Ponsel di tangannya bergetar, layar ponsel menampilkan panggilan masuk. Dengan segera Mahdi menerima panggilan, suara sapaannya terdengar lantang. “WIL!!” Namun kemudian tidak ada kata yang terucap lagi. Bibir Mahdi terasa kering, begitu juga tenggorokan karena rasa tegang dan cemas. Bola mata bergetar masih terus mengawasi motor di sirkuit balapan.
“Jangan cemas! Tidak akan terjadi apa pun. Kau pantau terus situasinya, aku usahakan untuk cepat sampai di sana.” Ujar seorang di seberang sambungan telepon. Mahdi menganggukan kepala meski tidak akan terlihat oleh lawan bicaranya. Setelah menerima telepon itu gejala paniknya agak sedikit berkurang.

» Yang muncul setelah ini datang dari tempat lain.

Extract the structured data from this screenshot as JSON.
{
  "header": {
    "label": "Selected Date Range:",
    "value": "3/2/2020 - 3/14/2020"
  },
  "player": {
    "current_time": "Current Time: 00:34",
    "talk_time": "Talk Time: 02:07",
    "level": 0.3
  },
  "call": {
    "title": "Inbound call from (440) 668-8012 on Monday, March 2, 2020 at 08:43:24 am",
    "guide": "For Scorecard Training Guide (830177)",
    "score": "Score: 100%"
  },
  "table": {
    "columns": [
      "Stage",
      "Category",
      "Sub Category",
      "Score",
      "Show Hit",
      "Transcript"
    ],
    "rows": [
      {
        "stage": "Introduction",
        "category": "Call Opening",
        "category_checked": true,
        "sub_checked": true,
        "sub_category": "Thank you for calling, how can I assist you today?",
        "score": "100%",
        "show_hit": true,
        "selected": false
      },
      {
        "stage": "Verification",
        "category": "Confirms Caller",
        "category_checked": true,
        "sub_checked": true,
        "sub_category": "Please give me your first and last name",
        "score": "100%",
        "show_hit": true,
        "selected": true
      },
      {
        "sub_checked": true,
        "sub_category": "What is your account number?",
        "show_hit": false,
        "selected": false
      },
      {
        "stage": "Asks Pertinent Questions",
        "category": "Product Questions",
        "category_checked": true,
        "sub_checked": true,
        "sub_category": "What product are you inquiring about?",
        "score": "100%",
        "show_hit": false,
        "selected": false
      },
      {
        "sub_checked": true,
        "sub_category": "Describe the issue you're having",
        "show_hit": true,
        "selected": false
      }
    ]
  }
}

Pertandingan balap mendekati akhir, hanya tersisa satu lap. Mahdi keluar dari ruang kaca VVIP menuju bench sisi sirkuit untuk bergabung dengan yang lain. Bayang insiden 3 bulan lalu merasuki benak dalam setiap ayunan langkahnya. Dia mencoba tetap tenang, berpegang kepercayaan pada kata-kata Wildan di telepon tadi. Belum sempat sampai ke luar gedung, langkah kaki Mahdi berbelok arah. Rupanya seorang yang ditujunya telah berpindah tempat, bukan seperti dalam bayangannya. Mahdi sudah cukup merasa tenang dan lega sesuatu yang ia takuti tidak menjadi kenyataan.
Riuh sorak kemenangan memenuhi ruangan tempat Iki dan geng berada, termasuk Mahdi berada di sana turut bergabung berdiri diam di dekat Iki―orang yang ia cemaskan sepanjang pertandingan berlangsung. Saat semua orang tengah terhanyut dalam euforia. Pintu ruangan dibuka secara kasar menimbulkan suara hantaman keras hingga membuat seisi ruangan hening, berpaling melihat ke arah pintu. Seseorang berjalan dengan amarah di raut dan sorot mata. Begitu sampai di depan sahabatnya, Wildan langsung menyentak kasar. “IKI!! Apa-apaan ini semua?!! Kau sudah berjanji untuk tidak balapan lagi.”
Iki langsung tahu siapa dalang yang telah mengadukannya, Mahdi tidak punya pilihan. Sama halnya dengan apa yang dikhawatirkan Wildan, Mahdi juga tidak ingin apa pun terjadi lagi pada Iki. Jika hanya Mahdi seorang diri, ia tidak yakin bisa mencegah Iki. Begitu yang terjadi pada upayanya di awal lalu, sebelum Iki turun ke sirkuit. Mahdi gagal mencegah Iki untuk tidak bertaruh dalam balapan motor.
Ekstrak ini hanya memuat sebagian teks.